Aaaaand I’m back.

Maybe it’s because this chapter is longer, but Gideon feels like an actual real character. Much of the earlier books in the Bible are so focused on their theological and theonomic messages that they don’t focus as much on individual characters. Dialogue and descriptions are limited. But here Gideon gets to talk, a lot, and mostly he talks back. People who say that you aren’t allowed to question God are apparently unfamiliar with Gideon. From the start, any time he’s told something by God’s messengers, he immediately and somewhat sarcastically questions it. God is with us? Couldn’t guess that from how we’ve been harassed by Midian for seven years. Go deliver Israel? I’m a nobody. I’ve found favor with God? Prove it! Even after he witnesses a miracle (fire plus the disappearance of the messenger), he still doubts whether God is telling him the truth. He may ask more humbly now, but he stills demands two separate signs from God.

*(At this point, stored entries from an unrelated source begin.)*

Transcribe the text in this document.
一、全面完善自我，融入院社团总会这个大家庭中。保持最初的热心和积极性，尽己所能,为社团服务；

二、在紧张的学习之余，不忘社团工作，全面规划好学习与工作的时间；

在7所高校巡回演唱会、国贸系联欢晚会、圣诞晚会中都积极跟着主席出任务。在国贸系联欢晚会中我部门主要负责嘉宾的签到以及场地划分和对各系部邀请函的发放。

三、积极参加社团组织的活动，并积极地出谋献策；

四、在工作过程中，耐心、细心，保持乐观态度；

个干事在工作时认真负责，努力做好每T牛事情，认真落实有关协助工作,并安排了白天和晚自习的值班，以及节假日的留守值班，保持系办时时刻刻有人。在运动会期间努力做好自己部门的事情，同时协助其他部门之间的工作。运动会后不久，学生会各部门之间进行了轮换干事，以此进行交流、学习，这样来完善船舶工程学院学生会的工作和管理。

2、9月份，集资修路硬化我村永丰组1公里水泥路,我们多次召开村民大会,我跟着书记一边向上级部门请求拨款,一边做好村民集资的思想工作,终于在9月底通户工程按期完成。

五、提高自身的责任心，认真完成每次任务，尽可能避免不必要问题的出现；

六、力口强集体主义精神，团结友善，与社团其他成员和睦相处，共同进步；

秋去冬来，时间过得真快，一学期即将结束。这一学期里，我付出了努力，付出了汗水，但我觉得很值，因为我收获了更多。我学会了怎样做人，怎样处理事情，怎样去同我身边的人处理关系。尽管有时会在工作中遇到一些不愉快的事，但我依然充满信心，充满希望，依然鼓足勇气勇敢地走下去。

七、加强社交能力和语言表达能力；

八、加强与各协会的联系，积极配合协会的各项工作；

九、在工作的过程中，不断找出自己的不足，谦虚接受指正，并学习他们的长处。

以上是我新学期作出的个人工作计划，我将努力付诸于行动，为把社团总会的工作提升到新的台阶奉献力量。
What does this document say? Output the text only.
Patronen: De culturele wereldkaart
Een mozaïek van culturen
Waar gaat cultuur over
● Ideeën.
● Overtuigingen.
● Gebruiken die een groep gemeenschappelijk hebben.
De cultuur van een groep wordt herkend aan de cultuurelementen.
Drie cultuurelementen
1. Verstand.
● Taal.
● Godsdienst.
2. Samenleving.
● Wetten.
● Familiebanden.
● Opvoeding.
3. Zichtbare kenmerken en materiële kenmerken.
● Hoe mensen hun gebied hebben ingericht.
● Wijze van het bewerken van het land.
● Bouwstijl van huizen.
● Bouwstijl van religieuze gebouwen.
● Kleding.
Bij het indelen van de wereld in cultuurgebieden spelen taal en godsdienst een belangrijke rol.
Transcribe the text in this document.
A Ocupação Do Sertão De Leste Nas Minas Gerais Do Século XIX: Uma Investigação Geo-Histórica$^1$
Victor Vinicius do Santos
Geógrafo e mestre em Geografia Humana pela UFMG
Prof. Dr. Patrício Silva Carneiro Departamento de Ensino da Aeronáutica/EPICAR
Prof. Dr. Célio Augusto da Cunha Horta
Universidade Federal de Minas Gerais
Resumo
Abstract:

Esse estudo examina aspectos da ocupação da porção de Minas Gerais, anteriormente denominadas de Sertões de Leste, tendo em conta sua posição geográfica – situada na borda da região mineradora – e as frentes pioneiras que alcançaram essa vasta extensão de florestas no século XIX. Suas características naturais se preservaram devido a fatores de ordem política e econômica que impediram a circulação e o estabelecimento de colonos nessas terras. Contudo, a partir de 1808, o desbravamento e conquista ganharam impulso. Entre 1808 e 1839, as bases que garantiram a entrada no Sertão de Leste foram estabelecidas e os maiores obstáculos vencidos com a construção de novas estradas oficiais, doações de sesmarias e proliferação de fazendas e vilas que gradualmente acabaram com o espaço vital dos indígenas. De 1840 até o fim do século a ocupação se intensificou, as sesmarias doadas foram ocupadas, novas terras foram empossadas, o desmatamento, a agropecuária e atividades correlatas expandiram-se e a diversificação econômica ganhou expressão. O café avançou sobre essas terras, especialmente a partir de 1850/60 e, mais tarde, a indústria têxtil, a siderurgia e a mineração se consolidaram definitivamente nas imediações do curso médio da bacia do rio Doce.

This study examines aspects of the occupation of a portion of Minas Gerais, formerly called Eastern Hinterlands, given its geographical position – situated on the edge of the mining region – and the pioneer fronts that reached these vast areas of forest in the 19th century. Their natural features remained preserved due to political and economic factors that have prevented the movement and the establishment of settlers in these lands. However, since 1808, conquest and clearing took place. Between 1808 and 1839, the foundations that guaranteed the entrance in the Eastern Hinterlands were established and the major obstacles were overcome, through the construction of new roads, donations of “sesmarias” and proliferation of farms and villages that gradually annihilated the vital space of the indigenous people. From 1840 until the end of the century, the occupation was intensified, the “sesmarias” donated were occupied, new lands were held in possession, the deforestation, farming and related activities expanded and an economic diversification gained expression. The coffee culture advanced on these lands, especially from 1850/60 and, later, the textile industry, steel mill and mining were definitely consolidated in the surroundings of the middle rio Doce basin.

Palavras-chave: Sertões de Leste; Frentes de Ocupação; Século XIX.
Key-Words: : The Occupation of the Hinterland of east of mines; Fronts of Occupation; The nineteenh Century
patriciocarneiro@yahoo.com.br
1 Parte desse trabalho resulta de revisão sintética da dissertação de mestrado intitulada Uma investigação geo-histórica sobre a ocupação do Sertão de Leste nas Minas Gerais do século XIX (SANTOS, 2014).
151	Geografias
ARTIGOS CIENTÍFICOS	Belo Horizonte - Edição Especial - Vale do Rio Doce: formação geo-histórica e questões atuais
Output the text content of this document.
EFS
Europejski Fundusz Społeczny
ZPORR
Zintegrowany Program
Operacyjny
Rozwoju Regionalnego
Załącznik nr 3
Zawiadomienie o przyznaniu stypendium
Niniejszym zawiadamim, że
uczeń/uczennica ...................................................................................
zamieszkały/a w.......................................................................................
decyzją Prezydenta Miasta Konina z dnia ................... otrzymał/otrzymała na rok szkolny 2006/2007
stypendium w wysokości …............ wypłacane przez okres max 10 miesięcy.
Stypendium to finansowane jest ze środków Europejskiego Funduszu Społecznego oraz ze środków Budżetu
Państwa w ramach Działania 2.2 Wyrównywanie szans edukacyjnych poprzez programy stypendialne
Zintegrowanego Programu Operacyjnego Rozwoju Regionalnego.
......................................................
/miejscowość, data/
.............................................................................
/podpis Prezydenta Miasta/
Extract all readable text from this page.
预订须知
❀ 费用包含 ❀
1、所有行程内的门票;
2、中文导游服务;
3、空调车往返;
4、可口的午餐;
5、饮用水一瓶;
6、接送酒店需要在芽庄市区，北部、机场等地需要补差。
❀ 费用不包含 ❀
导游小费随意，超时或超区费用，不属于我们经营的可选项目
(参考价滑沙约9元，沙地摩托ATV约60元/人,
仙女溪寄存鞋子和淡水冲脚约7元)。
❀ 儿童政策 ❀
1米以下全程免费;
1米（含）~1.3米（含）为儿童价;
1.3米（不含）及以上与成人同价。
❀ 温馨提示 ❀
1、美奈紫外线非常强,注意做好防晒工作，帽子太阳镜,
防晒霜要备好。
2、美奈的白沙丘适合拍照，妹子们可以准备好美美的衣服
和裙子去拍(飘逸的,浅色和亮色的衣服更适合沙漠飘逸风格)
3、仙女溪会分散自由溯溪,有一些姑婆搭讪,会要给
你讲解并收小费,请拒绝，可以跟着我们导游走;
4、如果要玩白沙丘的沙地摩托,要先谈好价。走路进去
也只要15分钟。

And while we’re at it, he’s also not all that brave in this chapter. Yes, he destroys the altars to Baal and Asherah, but he does it at night, with servants, and lets his father defend him rather than standing up for himself.

So here’s an image of Gideon: cynical, cautious, self-protecting but self-doubting, a man who doesn’t want to move until he’s absolutely sure, but he’s never really absolutely sure. We get two more long chapters with him before moving on to the next Judge, so we’ll see how he develops.

The Japanese: kyoui “threat, menace,” sakeru “to avoid, to escape,” doukutsu “cave, cavern,” horaana “cave, cavern,” yousai “fortress” (v 2), jin wo shiku “to encamp, to take up a position,” kate “food” (v 4), hanahadashiku “excessively, widely,” otoroeru “to decline, to lose” (v 6), yokuatsusha “oppressor,” omomuku “to proceed, to go” (v 9), uyamau “to respect, to honor, to worship” (v 10), manukareru “to escape, to evade” (v 11), furikakaru “to happen, to befall” (v 13), hinjaku “poor, meager” (v 15), atakamo “as if it were, as though” (v 16), sonaemono “offering” (v 18), meshitsukai “servant” (v 27), semetateru “to reproach,” kabau “to protect, to shelter” (v 31), kessoku suru “to band together” (v 33), sumizumi “length and breadth of,” gouryuu suru “to join, to meet, to merge” (v 35).